Enfin, des modifications dans le contenu des formations sont en cours, afin d’intégrer des volets pratiques et la création de sanctions en cas d’abattage sans certificat.

La question de l’abattage rituel

En France, 218 établissements sont autorisés à abattre sans étourdissement. « Le rapport sur cette pratique sera disponible en septembre. Cela concerne, en 2014, 15 % des bovins et 27 % des ovins abattus en France », déclare le ministre. « D’autres donnent des chiffres beaucoup plus importants », relève notre confrère et député Jacques Lamblin (A 77). Notre consœur Geneviève Gaillard (T 72) souligne d’ailleurs cet autre point : « Il n’y a pas d’étiquetage sur le mode d’abattage rituel. À un moment, je finirai par ne plus consommer de viande. » « Je ne suis pas favorable à l’étiquetage », rétorque tout de go Stéphane Le Foll. Nouveau point donc à la rentrée prochaine, avec la sortie du rapport…

Les abattoirs mobiles

Les abattoirs mobiles ne recueillent pas l’adhésion du ministre. Pour lui, il convient de privilégier les abattoirs existants, dont la rentabilité est déjà faible. Par ailleurs, « on prétend qu’il suffit de limiter le transport pour réduire la souffrance animale. Je dis non ! Autant pour le transport, il reste des efforts à faire, autant avec l’abattoir, vous arrivez vivant, vous repartez découpé… Faire circuler des camions dans la campagne ? Je voudrais que l’on calcule l’empreinte carbone ! Et pour limiter la souffrance animale, je préfère 269 établissements que l’on contrôle, plutôt que de disséminer des abattoirs. Je rappelle aussi qu’abattre un animal, c’est ensuite le découper, avec des conditions sanitaires à respecter ».

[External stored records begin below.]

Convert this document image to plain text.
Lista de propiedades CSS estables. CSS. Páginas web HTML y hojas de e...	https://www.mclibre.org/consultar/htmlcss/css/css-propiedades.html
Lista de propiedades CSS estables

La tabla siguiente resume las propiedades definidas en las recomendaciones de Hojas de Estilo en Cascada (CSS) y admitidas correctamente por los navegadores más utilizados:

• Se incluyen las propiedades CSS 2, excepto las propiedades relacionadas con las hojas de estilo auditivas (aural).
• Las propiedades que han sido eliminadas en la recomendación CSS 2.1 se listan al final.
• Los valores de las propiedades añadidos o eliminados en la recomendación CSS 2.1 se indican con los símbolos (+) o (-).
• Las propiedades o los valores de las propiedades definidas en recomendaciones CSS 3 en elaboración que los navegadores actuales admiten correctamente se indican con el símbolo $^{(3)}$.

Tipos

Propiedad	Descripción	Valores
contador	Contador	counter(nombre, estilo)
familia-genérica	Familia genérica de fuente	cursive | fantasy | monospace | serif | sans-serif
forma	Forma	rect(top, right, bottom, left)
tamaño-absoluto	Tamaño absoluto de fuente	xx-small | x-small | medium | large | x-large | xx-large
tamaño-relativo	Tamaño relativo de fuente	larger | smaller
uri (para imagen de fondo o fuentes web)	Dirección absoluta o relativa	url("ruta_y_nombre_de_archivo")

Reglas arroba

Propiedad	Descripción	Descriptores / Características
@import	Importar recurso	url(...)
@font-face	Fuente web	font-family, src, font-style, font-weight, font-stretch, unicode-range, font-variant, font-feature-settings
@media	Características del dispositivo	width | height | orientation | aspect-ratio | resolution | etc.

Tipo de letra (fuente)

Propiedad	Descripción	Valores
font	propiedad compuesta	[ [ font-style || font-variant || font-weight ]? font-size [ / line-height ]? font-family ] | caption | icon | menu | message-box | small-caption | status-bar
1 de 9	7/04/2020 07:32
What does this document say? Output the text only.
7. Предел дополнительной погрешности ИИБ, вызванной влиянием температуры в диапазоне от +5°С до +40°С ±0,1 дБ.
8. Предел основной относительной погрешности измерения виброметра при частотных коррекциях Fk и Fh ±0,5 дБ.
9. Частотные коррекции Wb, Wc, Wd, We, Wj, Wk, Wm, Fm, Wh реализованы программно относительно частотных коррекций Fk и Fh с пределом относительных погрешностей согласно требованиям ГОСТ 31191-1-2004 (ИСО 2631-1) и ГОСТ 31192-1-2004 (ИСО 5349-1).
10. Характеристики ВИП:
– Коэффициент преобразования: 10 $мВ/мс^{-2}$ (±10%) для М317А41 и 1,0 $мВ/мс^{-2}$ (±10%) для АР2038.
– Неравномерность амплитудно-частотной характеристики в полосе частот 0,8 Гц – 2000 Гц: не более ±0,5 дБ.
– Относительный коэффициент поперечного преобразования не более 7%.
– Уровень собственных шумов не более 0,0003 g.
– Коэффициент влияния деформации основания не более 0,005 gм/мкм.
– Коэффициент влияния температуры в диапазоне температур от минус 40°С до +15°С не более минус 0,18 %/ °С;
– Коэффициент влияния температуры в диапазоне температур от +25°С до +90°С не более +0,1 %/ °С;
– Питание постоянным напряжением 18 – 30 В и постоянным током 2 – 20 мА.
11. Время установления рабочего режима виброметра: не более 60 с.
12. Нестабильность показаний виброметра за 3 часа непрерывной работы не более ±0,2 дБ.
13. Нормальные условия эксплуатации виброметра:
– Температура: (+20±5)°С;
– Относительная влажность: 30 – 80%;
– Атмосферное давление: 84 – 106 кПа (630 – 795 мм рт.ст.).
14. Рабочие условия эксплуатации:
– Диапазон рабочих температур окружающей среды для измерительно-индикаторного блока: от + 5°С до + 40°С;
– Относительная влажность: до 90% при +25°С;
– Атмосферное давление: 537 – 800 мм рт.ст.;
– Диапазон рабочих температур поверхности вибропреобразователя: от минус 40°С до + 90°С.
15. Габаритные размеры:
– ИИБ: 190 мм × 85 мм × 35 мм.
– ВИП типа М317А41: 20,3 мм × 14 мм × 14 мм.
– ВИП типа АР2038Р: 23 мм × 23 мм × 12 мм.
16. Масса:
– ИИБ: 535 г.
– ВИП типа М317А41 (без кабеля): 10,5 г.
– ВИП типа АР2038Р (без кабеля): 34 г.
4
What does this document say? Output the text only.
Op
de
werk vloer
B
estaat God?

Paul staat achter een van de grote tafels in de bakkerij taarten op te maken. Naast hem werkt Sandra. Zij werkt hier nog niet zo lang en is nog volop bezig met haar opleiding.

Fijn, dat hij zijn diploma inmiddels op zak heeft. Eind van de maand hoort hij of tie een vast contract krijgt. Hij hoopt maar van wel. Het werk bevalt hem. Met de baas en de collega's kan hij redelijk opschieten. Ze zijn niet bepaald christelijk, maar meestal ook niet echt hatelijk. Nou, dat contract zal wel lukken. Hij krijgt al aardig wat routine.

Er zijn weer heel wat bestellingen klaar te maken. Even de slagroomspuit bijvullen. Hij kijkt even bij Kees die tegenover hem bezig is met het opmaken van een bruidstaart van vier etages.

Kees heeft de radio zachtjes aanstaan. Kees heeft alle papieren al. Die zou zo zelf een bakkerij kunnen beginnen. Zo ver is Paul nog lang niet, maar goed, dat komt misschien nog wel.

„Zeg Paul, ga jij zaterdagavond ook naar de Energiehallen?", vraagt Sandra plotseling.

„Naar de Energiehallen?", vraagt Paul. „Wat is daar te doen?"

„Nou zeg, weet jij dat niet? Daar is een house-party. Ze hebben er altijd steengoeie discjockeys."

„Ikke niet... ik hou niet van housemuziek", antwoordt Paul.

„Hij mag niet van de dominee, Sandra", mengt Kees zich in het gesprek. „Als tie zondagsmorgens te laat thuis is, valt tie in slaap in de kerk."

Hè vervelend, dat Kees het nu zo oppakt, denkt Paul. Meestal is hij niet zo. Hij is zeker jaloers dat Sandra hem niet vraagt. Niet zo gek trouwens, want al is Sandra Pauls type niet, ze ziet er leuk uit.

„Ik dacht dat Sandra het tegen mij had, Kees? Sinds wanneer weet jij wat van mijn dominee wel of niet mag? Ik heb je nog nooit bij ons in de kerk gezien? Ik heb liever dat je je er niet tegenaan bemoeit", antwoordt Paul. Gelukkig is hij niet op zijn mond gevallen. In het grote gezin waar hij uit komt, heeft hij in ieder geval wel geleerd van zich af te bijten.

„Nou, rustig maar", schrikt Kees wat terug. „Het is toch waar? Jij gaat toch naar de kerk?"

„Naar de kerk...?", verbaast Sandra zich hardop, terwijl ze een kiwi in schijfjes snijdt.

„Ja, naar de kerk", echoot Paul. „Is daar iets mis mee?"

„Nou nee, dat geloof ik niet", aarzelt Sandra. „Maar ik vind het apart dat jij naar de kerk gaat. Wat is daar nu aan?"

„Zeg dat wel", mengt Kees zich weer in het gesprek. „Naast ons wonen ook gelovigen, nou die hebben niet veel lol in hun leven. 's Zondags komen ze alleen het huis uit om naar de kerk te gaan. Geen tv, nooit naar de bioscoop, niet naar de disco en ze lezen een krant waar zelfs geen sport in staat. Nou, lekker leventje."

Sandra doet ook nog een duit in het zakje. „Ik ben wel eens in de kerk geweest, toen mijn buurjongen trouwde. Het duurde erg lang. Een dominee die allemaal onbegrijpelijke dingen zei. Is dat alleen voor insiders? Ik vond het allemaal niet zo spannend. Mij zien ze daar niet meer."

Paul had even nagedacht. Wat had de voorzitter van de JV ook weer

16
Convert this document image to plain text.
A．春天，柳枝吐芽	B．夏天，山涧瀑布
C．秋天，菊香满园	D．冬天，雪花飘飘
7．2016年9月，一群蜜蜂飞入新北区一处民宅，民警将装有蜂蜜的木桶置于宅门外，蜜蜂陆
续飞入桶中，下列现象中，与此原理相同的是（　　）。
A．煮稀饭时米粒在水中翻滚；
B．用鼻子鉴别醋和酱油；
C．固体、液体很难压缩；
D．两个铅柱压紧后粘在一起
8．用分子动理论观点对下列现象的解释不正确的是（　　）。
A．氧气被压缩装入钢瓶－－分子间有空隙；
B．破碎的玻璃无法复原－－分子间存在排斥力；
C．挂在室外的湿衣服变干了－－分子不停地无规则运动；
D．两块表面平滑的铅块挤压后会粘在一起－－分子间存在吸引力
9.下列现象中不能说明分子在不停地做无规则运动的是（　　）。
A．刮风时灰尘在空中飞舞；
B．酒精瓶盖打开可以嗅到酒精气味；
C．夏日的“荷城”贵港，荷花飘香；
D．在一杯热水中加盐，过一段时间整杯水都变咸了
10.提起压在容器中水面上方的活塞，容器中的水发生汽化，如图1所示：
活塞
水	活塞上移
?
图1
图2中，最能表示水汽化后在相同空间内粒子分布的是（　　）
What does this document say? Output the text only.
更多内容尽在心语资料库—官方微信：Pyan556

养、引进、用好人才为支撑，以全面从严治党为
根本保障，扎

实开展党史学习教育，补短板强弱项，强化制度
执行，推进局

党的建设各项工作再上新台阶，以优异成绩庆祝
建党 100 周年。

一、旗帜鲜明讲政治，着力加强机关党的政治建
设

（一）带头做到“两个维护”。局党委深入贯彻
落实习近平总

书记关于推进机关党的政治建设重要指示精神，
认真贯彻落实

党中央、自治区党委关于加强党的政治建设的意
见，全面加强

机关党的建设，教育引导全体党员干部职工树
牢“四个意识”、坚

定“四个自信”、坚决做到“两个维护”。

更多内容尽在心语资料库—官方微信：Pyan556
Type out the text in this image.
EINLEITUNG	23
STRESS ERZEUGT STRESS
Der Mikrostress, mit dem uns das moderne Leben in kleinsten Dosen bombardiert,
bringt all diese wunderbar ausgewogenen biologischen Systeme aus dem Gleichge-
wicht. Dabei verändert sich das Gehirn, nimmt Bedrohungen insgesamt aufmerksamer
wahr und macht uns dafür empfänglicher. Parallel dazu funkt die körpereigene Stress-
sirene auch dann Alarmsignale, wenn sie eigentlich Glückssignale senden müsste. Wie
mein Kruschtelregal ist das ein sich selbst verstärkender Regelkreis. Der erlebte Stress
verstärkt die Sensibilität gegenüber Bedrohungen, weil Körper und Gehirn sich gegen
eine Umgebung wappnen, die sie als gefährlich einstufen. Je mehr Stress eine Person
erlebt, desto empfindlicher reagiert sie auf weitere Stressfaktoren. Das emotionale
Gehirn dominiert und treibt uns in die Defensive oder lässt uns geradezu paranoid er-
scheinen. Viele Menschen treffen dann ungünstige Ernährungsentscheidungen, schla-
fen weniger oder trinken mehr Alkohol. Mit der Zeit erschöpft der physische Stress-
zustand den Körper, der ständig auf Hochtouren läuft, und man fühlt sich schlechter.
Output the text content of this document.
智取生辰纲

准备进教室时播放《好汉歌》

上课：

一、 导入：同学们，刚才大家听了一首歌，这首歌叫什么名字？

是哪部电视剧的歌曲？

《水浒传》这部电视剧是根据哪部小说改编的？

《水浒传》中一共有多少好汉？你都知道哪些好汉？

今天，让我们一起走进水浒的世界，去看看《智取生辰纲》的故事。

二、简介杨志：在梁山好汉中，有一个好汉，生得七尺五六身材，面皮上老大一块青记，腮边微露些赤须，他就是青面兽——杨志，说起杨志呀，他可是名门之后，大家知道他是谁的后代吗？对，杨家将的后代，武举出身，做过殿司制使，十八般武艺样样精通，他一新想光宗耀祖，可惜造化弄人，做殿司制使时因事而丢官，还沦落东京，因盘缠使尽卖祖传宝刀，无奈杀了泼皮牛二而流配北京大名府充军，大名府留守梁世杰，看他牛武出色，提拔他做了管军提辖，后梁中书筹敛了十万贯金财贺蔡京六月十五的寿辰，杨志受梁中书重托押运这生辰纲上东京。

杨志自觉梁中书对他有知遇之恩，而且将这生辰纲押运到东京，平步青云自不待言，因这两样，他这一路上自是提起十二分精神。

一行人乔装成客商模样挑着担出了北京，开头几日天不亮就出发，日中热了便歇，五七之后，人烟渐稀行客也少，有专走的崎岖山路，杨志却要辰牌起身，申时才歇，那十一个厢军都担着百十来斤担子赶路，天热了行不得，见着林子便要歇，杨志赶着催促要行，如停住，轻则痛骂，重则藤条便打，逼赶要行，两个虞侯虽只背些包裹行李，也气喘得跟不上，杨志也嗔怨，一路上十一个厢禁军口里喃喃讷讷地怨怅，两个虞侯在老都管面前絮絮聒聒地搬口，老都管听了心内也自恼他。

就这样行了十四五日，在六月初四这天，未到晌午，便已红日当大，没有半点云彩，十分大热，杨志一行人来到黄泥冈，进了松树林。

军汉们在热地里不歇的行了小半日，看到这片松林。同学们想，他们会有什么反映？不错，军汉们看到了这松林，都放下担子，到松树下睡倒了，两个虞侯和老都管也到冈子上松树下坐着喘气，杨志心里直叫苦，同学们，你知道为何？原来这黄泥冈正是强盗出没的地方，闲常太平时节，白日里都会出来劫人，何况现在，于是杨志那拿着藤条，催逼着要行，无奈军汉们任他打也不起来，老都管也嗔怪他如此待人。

1 Lire aussi La Semaine Vétérinaire n° 1673 du 6/5/2016, page 19, et n° 1674 du 13/5/2016, pages 16 et 17.

audition de Laurent Lasne

Regarder dans la « boîte noire » des abattoirs

Laurent Lasne (A 96) Président du SNISPV. © D. R. « La médiatisation et les travaux parlementaires facilitent le travail de nos collègues concernant un problème qui, jusque-là, était confiné à la “boîte noire” de l’abattoir », a expliqué Laurent Lasne, président du Syndicat national des inspecteurs en santé publique vétérinaire (SNISPV), devant la commission parlementaire sur les conditions d’abattage, le 19 mai. Les actions des services en abattoir sont très codifiées : chaque animal doit être vu vivant, chaque carcasse doit être inspectée et va faire l’objet de prélèvements codifiés. « On s’y engage par l’apposition d’une estampille. Ces étapes sont très consommatrices d’effectifs et nous n’avons pas de levier. Parallèlement, nous avons connu une diminution des effectifs1. Elle n’a pas impacté les inspections ante et post-mortem, mais les autres, moins codifiées, au poste d’étourdissement et de saignée. Nous espérons un suivi. »« La vidéosurveillance, pourquoi pas, mais attention aux formules magiques !, a poursuivi notre confrère. Cela ne remplacera pas l’inspection au poste d’abattoir. Il convient de vérifier si les services d’inspection peuvent utiliser ces images, la charge de travail induite, s’il peut s’agir de preuves pour des mesures de police ou pénales. Attention également aux images, aux interprétations : il est important de voir la tête, l’œil de l’animal, mais les tests de toucher le sont également. Les vidéos peuvent paraître très impressionnantes pour le grand public, même s’il n’y a peut-être pas de conscience de l’animal. »Une piste envisagée : créer un comité d’éthique autour des abattoirs, comme en expérimentation animale, pour que la “boîte” ne se referme pas après les derniers scandales et ainsi permettre à la société civile de garder un œil sur ces pratiques.1 Évolution : - 1 000 effectifs entre 2004 et 2014, + 60 par an depuis 2015.